The next day President Uchtdorf, Second Counselor in the First Presidency, was among six religious leaders invited to the Oval Office for a discussion with President Obama on the subject of immigration reform.
President Uchtdorf represented the First Presidency at the Easter prayer breakfast by assignment of President Thomas S. Monson. He described the breakfast as an “intimate” gathering involving fewer than 100 religious leaders.
It was remarkable to see the U.S. chief executive “preach to the preachers and quote scriptures,” President Uchtdorf said. “You could see he knows the scriptures and he uses them wisely.”
In his remarks at the breakfast, President Obama said, “This Easter week, of course we recognize that there’s a lot of pain and a lot of sin and a lot of tragedy in this world, but we’re also overwhelmed by the grace of an awesome God. We’re reminded how He loves us so deeply that He gave His Only Begotten Son so that we might live through Him. And in these holy days, we recall all that Jesus endured for us—the scorn of the crowds and the pain of the crucifixion; in our Christian religious tradition we celebrate the glory of the Resurrection—all so that we might be forgiven of our sins and granted everlasting life.”
The meeting on immigration marked the second time President Uchtdorf has been to the White House to discuss the topic. On March 8, 2013, he and 13 other faith leaders met with President Obama at the White House. This time, there were only six invitees.
“It’s a credit to the Church, definitely,” said President Uchtdorf during an interview in his office after his return from Washington. “The Church is well recognized by this administration as a power for good and a group with moral values. These things are so important for the nation.

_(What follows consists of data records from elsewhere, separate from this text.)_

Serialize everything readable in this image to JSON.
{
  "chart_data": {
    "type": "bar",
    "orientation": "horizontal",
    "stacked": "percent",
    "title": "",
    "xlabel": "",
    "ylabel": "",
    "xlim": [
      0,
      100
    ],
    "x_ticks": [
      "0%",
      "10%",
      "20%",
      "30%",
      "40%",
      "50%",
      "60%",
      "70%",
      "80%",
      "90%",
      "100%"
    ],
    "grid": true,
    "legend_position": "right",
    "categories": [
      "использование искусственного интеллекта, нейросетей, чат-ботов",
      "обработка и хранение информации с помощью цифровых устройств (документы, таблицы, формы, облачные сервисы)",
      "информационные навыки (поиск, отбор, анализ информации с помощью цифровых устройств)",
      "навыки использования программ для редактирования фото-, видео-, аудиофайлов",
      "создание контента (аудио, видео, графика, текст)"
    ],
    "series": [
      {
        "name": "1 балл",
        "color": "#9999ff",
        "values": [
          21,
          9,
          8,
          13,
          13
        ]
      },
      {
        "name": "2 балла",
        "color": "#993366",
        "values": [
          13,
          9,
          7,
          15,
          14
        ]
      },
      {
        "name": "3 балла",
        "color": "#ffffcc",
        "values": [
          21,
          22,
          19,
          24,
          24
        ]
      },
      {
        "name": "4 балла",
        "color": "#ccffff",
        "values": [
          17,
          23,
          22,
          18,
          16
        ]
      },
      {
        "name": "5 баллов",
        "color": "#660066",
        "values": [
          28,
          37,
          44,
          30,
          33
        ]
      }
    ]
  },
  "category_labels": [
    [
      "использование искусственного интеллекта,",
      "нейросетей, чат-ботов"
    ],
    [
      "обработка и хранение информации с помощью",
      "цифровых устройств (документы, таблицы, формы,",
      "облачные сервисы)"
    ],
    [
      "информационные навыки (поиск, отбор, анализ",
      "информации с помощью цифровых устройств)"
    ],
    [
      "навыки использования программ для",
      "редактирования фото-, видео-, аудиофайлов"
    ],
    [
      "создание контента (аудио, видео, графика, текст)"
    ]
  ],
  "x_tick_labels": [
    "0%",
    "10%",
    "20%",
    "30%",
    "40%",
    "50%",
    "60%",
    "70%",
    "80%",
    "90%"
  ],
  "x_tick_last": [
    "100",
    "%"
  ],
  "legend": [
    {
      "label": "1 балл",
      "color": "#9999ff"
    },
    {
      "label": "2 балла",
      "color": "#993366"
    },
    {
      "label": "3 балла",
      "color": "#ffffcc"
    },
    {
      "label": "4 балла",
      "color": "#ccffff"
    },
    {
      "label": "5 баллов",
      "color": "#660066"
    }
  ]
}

I think it’s a wonderful thing that a Church representative was invited.”
After the meeting, the Church issued this statement:
“In 2011 the Church publicly endorsed the principles of the Utah Compact as a responsible approach to dealing with the complex issue of immigration reform. The foundational principles on which the Church’s position is based are:
“We follow Jesus Christ by loving our neighbors. The meaning of ‘neighbor’ includes all of God’s children in all places at all times.
“We recognize an ever-present need to strengthen families. Families are meant to be together. Forced separation of working parents from their children weakens families and damages society.
“We acknowledge that every nation has the right to enforce its laws and secure its borders. All persons subject to a nation’s laws are accountable for their acts in relation to them.”
“It’s great that the president is doing this,” President Uchtdorf said of the meeting. “We don’t agree with him on every topic, but the Church supports a responsible and common-sense approach to immigration reform based on Christian values.”
President Uchtdorf acknowledged that the occasion has significance for him, given his background. He was a refugee twice, first from Czechoslovakia to East Germany, then from East Germany to West Germany.
“I can relate to people who come from other countries to a new nation and who are in the process of finding a new home,” he said.
He would have been content, he said, to remain in his homeland of Germany and to help build the kingdom of God there, but his call from the Lord brought him to the United States. He now has dual citizenship in the United States and Germany.
“In the process, I learned how difficult it is,” he said of obtaining citizenship.
Besides President Uchtdorf, invitees at the meeting on immigration were Dr. Russell Moore, Southern Baptist Convention, Nashville, Tennessee; JoAnne Lyon, general superintendent, the Wesleyan Church; Dr. Noel Castellanos, CEO, CCDA, Chicago, Illinois; Suzii Paynter, executive coordinator, Cooperative Baptist Fellowship, Atlanta, Georgia; and Luis Cortes, president, Esperanza.